Tuesday, September 24, 2013

Top 100 Films of the 20th Century – Part 8: 70-66


Rank: 70
Release Year: 1984
Genre: Gangster
Director: Sergio Leone
Plot Summary: Noodles returns home to the Lower East Side of Manhattan after a thirty-year absence to find that he must still confront the ghosts and regrets of his old life, as a Prohibition-era gangster.
What Makes It Special: Sergio Leone is best remembered for his Spaghetti Westerns, but his foray into the gangster genre also proved to be one of his most fruitful cinematic endeavors. Once Upon a Time in America combines wonderful elements from multiple collaborators: from the fine actors to Ennio Morricone’s beautiful score and Tonino Delli Colli’s magnificent photography. While American directors like Martin Scorsese and Francis Ford Coppola have seemingly co-opted the genre in modern thinking, Leone’s film is still among the finest gangster films ever made.
Trailer: Here
Available on: Blu-ray and Video-On-Demand


Rank: 69
Release Year: 1947
Genre: Drama/Thriller
Plot Summary: Five nuns try desperately to adapt to their remote, exotic surroundings after opening a convent in the Himalayas. The beauty and vastness of the landscape along with the way of life of the natives seems to be getting to them, causing each of them to question their vows.
What Makes It Special: Black Narcissus is a masterfully directed, acted, designed, and shot film. Jack Cardiff’s Technicolor photography is lavishly alluring and stunningly evocative. It is a haunting film that takes on what may seem to be the incorruptible vow a nun takes and shatters it with glimpses of divine pleasure. Powell & Pressburger create a wonderful sense of tension as the characters each feel themselves engulfed by everything their surroundings represent, each losing their devotion (or rather finding a new kind of faith).
Trailer: Here
Available on: Blu-ray and Video-On-Demand

Rank: 68
Release Year: 1945
Genre: Romance Drama
Director: David Lean
Plot Summary: Laura is in a happy marriage, but one day she meets a charming stranger in a train station and is tempted to cheat on her husband.
What Makes It Special: Brief Encounter is a powerful and moving romance drama about a doomed love affair.
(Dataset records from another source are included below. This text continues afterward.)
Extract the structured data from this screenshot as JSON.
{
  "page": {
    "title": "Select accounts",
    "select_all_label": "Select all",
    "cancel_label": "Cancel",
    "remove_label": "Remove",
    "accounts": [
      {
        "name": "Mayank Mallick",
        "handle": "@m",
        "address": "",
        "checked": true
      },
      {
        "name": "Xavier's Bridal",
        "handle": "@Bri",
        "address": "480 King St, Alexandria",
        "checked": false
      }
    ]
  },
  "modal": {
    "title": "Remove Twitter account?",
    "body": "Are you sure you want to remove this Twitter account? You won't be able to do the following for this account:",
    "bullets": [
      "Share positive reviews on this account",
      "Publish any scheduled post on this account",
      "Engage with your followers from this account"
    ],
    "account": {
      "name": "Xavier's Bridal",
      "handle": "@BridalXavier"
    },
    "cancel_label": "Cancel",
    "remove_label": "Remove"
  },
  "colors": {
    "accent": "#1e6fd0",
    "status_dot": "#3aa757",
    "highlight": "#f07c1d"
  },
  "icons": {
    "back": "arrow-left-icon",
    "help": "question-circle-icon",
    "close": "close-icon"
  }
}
What makes it particularly interesting is that Laura has no intension of cheating, as she is happy in her life with her husband, but then she meets Dr. Alec Harvey and he ignites something within her. Thus, Laura struggles internally with a choice – should she give in to her desire? This creates wonderful moments of joy and despair, perfectly capturing the feeling of falling in love (right at the beginning – the excitement and terror). David Lean brings such a strong emotional energy to the film that it is almost impossible not to be swept up in the narrative.
Trailer: Here
Available on: Blu-ray and Video-On-Demand

Rank: 67
Release Year: 1994
Genre: Romance Drama
Director: Kar Wai Wong
Plot Summary: Split into two stories about love. The first follows Cop 223, a man who cannot seem to get over his recent breakup with his long-term girlfriend – meanwhile, he is tracking a heroin dealer who is in trouble with her boss after losing her latest shipment. The second follows Cop 663, a man also dealing with a recent breakup – meanwhile, however, a local girl who works at a lunch counter he frequents has a crush on him.
What Makes It Special: Kar Wai Wong’s Chungking Express is visually mesmerizing. Wong tells his stories with flashes of almost impressionistic color and kinetic energy, matched by a brilliant and fitting soundtrack (specifically The Mamas & the Papas’ California Dreaming) and wonderful performances from his cast. The film explores both the pain and happiness that love can provide – the romantic longing that we all experience. It marks one of the clear turning points in cinema in the 1990s, embracing the new auteurs of independent film.
Trailer: Here
Available on: Blu-ray

Rank: 66
Release Year: 1940
Genre: Comedy
Director: Charles Chaplin
Cast: Charles Chaplin, Paulette Goddard, and Jack Oakie
Plot Summary: European dictator Adenoid Hynkel is leading his country towards war. Meanwhile a poor and kind Jewish barber living in the slums bears a striking resemblance to Hynkel. One day, the barber is mistaken for Hynkel.
What Makes It Special: Silent-film auteur Charles Chaplin did something extraordinary in 1940 – he made a film that both criticized and poked fun at Adolf Hitler, while the United States was steadfast in its stance to stay out of the war (most Americans believed that it was Europe’s war and that America had no place in it, still reeling from the bad sentiment felt by many over America’s role in WWI). Chaplin put his career on the line to justifiably and courageously attack a man (who had been named Time’s Man of the Year in 1939) who was brutally murdering and dehumanizing millions of people. This eventually resulted in Chaplin being victimized by American authorities and eventually deported. All that said, The Great Dictator is a brilliant political satire, and even more than that an extremely funny Charlie Chaplin film. It is also magnificently powerful and poignant. The final speech that the barber gives, posing as Hynkel, is maybe the most moving in cinema history.